L’UMP se mobilise contre les salles de shoot

Le projet de loi santé défendue par Marisol Touraine prévoit la généralisation des expérimentations en la matière.

salle de shoot Figaro

«Les salles de shoot, ce sont des salles de mort.» Sauvés par l’association Espoir du Val-d’Oise, les trois anciens toxicomanes ont les larmes aux yeux. Et ils font visiblement un effort énorme pour surmonter leur émotivité et exprimer devant la presse, à l’Assemblée nationale, leur opposition à l’instauration des salles de shoot à l’occasion de la loi santé défendue par Marisol Touraine.

Mardi, Yannick Moreau, député de Vendée, à l’origine d’une pétition ayant réuni 105 députés hostiles aux salles de shoot, tentait une ultime prise de conscience sur le sujet, entouré de plusieurs députés: «Il faut investir sur la prévention et la guérison plutôt que dans l’accompagnement des toxicomanes dans l’enfer de la drogue», martèle-t-il.

«J’y suis allée à Genève, dans les salles de shoot, raconte Zoé, et puis j’en suis repartie, car nous sommes fichés, il faut répondre à des questions, voir un psychologue. Un toxicomane veut consommer dès qu’il achète. Il préférera faire 10 mètres et se piquer dans des toilettes publiques plutôt que faire 200 mètres et devoir en plus parler à un psy.» «De plus, souligne Emmanuel, une salle de shoot qui fait les 35 heures, ça n’a pas de sens.

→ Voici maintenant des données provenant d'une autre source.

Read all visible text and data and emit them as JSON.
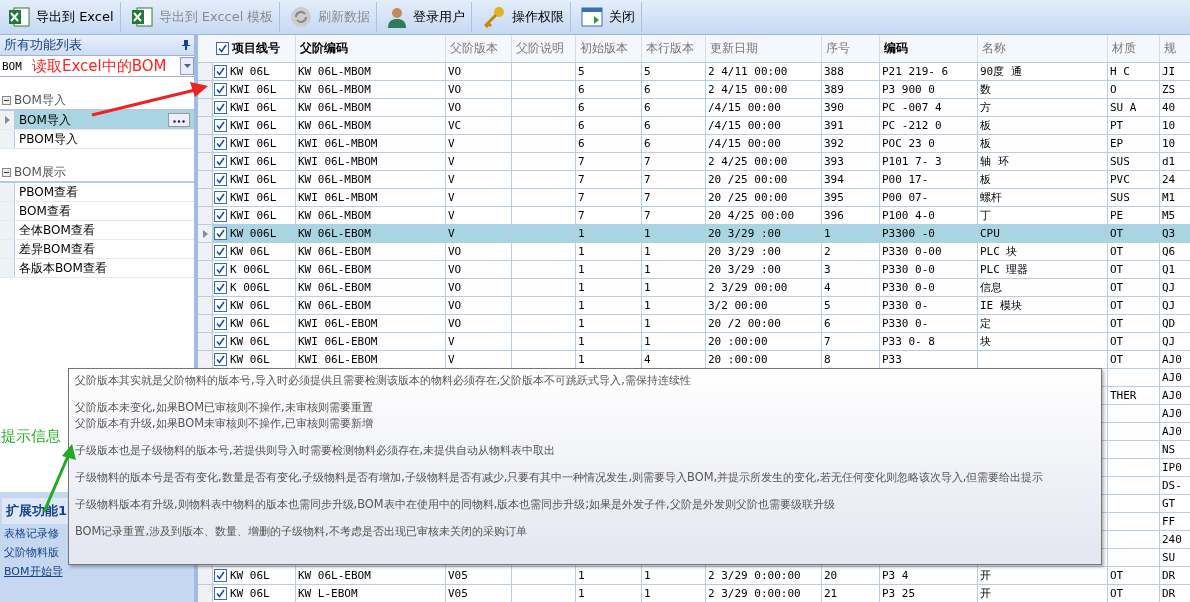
{
  "toolbar": [
    {
      "label": "导出到 Excel",
      "kind": "excel",
      "disabled": false
    },
    {
      "label": "导出到 Exccel 模板",
      "kind": "excel",
      "disabled": true
    },
    {
      "label": "刷新数据",
      "kind": "refresh",
      "disabled": true
    },
    {
      "label": "登录用户",
      "kind": "user",
      "disabled": false
    },
    {
      "label": "操作权限",
      "kind": "key",
      "disabled": false
    },
    {
      "label": "关闭",
      "kind": "window",
      "disabled": false
    }
  ],
  "function_panel": {
    "title": "所有功能列表",
    "combo_value": "BOM",
    "groups": [
      {
        "label": "BOM导入",
        "items": [
          {
            "label": "BOM导入",
            "selected": true
          },
          {
            "label": "PBOM导入",
            "selected": false
          }
        ]
      },
      {
        "label": "BOM展示",
        "items": [
          {
            "label": "PBOM查看",
            "selected": false
          },
          {
            "label": "BOM查看",
            "selected": false
          },
          {
            "label": "全体BOM查看",
            "selected": false
          },
          {
            "label": "差异BOM查看",
            "selected": false
          },
          {
            "label": "各版本BOM查看",
            "selected": false
          }
        ]
      }
    ]
  },
  "extension_panel": {
    "title": "扩展功能1",
    "links": [
      "表格记录修",
      "父阶物料版",
      "BOM开始导"
    ]
  },
  "annotations": {
    "combo_note": "读取Excel中的BOM",
    "tooltip_note": "提示信息"
  },
  "grid": {
    "header_checked": true,
    "columns": [
      {
        "label": "项目线号",
        "emphasis": true
      },
      {
        "label": "父阶编码",
        "emphasis": true
      },
      {
        "label": "父阶版本",
        "emphasis": false
      },
      {
        "label": "父阶说明",
        "emphasis": false
      },
      {
        "label": "初始版本",
        "emphasis": false
      },
      {
        "label": "本行版本",
        "emphasis": false
      },
      {
        "label": "更新日期",
        "emphasis": false
      },
      {
        "label": "序号",
        "emphasis": false
      },
      {
        "label": "编码",
        "emphasis": true
      },
      {
        "label": "名称",
        "emphasis": false
      },
      {
        "label": "材质",
        "emphasis": false
      },
      {
        "label": "规",
        "emphasis": false
      }
    ],
    "rows": [
      {
        "checked": true,
        "selected": false,
        "cells": [
          "KW 06L",
          "KW 06L-MBOM",
          "VO",
          null,
          "5",
          "5",
          "2 4/11 00:00",
          "388",
          "P21 219- 6",
          "90度 通",
          "H C",
          "JI"
        ]
      },
      {
        "checked": true,
        "selected": false,
        "cells": [
          "KWI 06L",
          "KW 06L-MBOM",
          "VO",
          null,
          "6",
          "6",
          "2 4/15 00:00",
          "389",
          "P3 900 0",
          "数",
          "O",
          "ZS"
        ]
      },
      {
        "checked": true,
        "selected": false,
        "cells": [
          "KWI 06L",
          "KW 06L-MBOM",
          "VO",
          null,
          "6",
          "6",
          "/4/15 00:00",
          "390",
          "PC -007 4",
          "方",
          "SU A",
          "40"
        ]
      },
      {
        "checked": true,
        "selected": false,
        "cells": [
          "KWI 06L",
          "KW 06L-MBOM",
          "VC",
          null,
          "6",
          "6",
          "/4/15 00:00",
          "391",
          "PC -212 0",
          "板",
          "PT",
          "10"
        ]
      },
      {
        "checked": true,
        "selected": false,
        "cells": [
          "KWI 06L",
          "KWI 06L-MBOM",
          "V",
          null,
          "6",
          "6",
          "/4/15 00:00",
          "392",
          "POC 23 0",
          "板",
          "EP",
          "10"
        ]
      },
      {
        "checked": true,
        "selected": false,
        "cells": [
          "KWI 06L",
          "KWI 06L-MBOM",
          "V",
          null,
          "7",
          "7",
          "2 4/25 00:00",
          "393",
          "P101 7- 3",
          "轴 环",
          "SUS",
          "d1"
        ]
      },
      {
        "checked": true,
        "selected": false,
        "cells": [
          "KWI 06L",
          "KW 06L-MBOM",
          "V",
          null,
          "7",
          "7",
          "20 /25 00:00",
          "394",
          "P00 17-",
          "板",
          "PVC",
          "24"
        ]
      },
      {
        "checked": true,
        "selected": false,
        "cells": [
          "KWI 06L",
          "KWI 06L-MBOM",
          "V",
          null,
          "7",
          "7",
          "20 /25 00:00",
          "395",
          "P00 07-",
          "螺杆",
          "SUS",
          "M1"
        ]
      },
      {
        "checked": true,
        "selected": false,
        "cells": [
          "KWI 06L",
          "KW 06L-MBOM",
          "V",
          null,
          "7",
          "7",
          "20 4/25 00:00",
          "396",
          "P100 4-0",
          "丁",
          "PE",
          "M5"
        ]
      },
      {
        "checked": true,
        "selected": true,
        "cells": [
          "KW 006L",
          "KW 06L-EBOM",
          "V",
          null,
          "1",
          "1",
          "20 3/29 :00",
          "1",
          "P3300 -0",
          "CPU",
          "OT",
          "Q3"
        ]
      },
      {
        "checked": true,
        "selected": false,
        "cells": [
          "KW 06L",
          "KW 06L-EBOM",
          "VO",
          null,
          "1",
          "1",
          "20 3/29 :00",
          "2",
          "P330 0-00",
          "PLC 块",
          "OT",
          "Q6"
        ]
      },
      {
        "checked": true,
        "selected": false,
        "cells": [
          "K 006L",
          "KW 06L-EBOM",
          "VO",
          null,
          "1",
          "1",
          "20 3/29 :00",
          "3",
          "P330 0-0",
          "PLC 理器",
          "OT",
          "Q1"
        ]
      },
      {
        "checked": true,
        "selected": false,
        "cells": [
          "K 006L",
          "KW 06L-EBOM",
          "VO",
          null,
          "1",
          "1",
          "2 3/29 00:00",
          "4",
          "P330 0-0",
          "信息",
          "OT",
          "QJ"
        ]
      },
      {
        "checked": true,
        "selected": false,
        "cells": [
          "KW 06L",
          "KW 06L-EBOM",
          "VO",
          null,
          "1",
          "1",
          "3/2 00:00",
          "5",
          "P330 0-",
          "IE 模块",
          "OT",
          "QJ"
        ]
      },
      {
        "checked": true,
        "selected": false,
        "cells": [
          "KW 06L",
          "KWI 06L-EBOM",
          "VO",
          null,
          "1",
          "1",
          "20 /2 00:00",
          "6",
          "P330 0-",
          "定",
          "OT",
          "QD"
        ]
      },
      {
        "checked": true,
        "selected": false,
        "cells": [
          "KW 06L",
          "KWI 06L-EBOM",
          "V",
          null,
          "1",
          "1",
          "20 :00:00",
          "7",
          "P33 0- 8",
          "块",
          "OT",
          "QJ"
        ]
      },
      {
        "checked": true,
        "selected": false,
        "cells": [
          "KW 06L",
          "KWI 06L-EBOM",
          "V",
          null,
          "1",
          "4",
          "20 :00:00",
          "8",
          "P33",
          null,
          "OT",
          "AJ0"
        ]
      },
      {
        "cells": [
          null,
          null,
          null,
          null,
          null,
          null,
          null,
          null,
          null,
          null,
          null,
          "AJ0"
        ]
      },
      {
        "cells": [
          null,
          null,
          null,
          null,
          null,
          null,
          null,
          null,
          null,
          null,
          "THER",
          "AJ0"
        ]
      },
      {
        "cells": [
          null,
          null,
          null,
          null,
          null,
          null,
          null,
          null,
          null,
          null,
          null,
          "AJ0"
        ]
      },
      {
        "cells": [
          null,
          null,
          null,
          null,
          null,
          null,
          null,
          null,
          null,
          null,
          null,
          "AJ0"
        ]
      },
      {
        "cells": [
          null,
          null,
          null,
          null,
          null,
          null,
          null,
          null,
          null,
          null,
          null,
          "NS"
        ]
      },
      {
        "cells": [
          null,
          null,
          null,
          null,
          null,
          null,
          null,
          null,
          null,
          null,
          null,
          "IP0"
        ]
      },
      {
        "cells": [
          null,
          null,
          null,
          null,
          null,
          null,
          null,
          null,
          null,
          null,
          null,
          "DS-"
        ]
      },
      {
        "cells": [
          null,
          null,
          null,
          null,
          null,
          null,
          null,
          null,
          null,
          null,
          null,
          "GT"
        ]
      },
      {
        "cells": [
          null,
          null,
          null,
          null,
          null,
          null,
          null,
          null,
          null,
          null,
          null,
          "FF"
        ]
      },
      {
        "cells": [
          null,
          null,
          null,
          null,
          null,
          null,
          null,
          null,
          null,
          null,
          null,
          "240"
        ]
      },
      {
        "cells": [
          null,
          null,
          null,
          null,
          null,
          null,
          null,
          null,
          null,
          null,
          null,
          "SU"
        ]
      },
      {
        "checked": true,
        "selected": false,
        "cells": [
          "KW 06L",
          "KW 06L-EBOM",
          "V05",
          null,
          "1",
          "1",
          "2 3/29 0:00:00",
          "20",
          "P3 4",
          "开",
          "OT",
          "DR"
        ]
      },
      {
        "checked": true,
        "selected": false,
        "cells": [
          "KW 06L",
          "KW L-EBOM",
          "V05",
          null,
          "1",
          "1",
          "2 3/29 0:00:00",
          "21",
          "P3 25",
          "开",
          "OT",
          "DR"
        ]
      }
    ]
  },
  "tooltip": {
    "paragraphs": [
      [
        "父阶版本其实就是父阶物料的版本号,导入时必须提供且需要检测该版本的物料必须存在,父阶版本不可跳跃式导入,需保持连续性"
      ],
      [
        "父阶版本未变化,如果BOM已审核则不操作,未审核则需要重置",
        "父阶版本有升级,如果BOM未审核则不操作,已审核则需要新增"
      ],
      [
        "子级版本也是子级物料的版本号,若提供则导入时需要检测物料必须存在,未提供自动从物料表中取出"
      ],
      [
        "子级物料的版本号是否有变化,数量是否有变化,子级物料是否有增加,子级物料是否有减少,只要有其中一种情况发生,则需要导入BOM,并提示所发生的变化,若无任何变化则忽略该次导入,但需要给出提示"
      ],
      [
        "子级物料版本有升级,则物料表中物料的版本也需同步升级,BOM表中在使用中的同物料,版本也需同步升级;如果是外发子件,父阶是外发则父阶也需要级联升级"
      ],
      [
        "BOM记录重置,涉及到版本、数量、增删的子级物料,不考虑是否出现已审核未关闭的采购订单"
      ]
    ]
  }
}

Un toxicomane l’est 24 heures sur 24. Et puis autour, cela va devenir une telle zone que les riverains ne supporteront plus, et ces salles finiront entre la décharge publique et le camp de Roms.»

Pierre Lellouche n’a pas manqué, lui, de lever la contradiction gouvernementale qui consiste à «vouloir réactiver la loi Évin sur l’alcool et interdire le tabac, mais installer l’État dans le rôle de dealer au lieu de celui de thérapeute et de gardien de la sécurité publique». Quant à Nicolas Dhuicq, psychiatre de profession et député de l’Aube, il rappelle que «le toxicomane joue un jeu terrible avec la mort». Une mort qui, selon Philippe Goujon, député de Paris, a reculé en France, «puisque les décès par overdose ont été divisés par 5 et que la prévalence à l’héroïne en Suisse est trois fois supérieure à la nôtre. Pourquoi rompre l’équilibre?»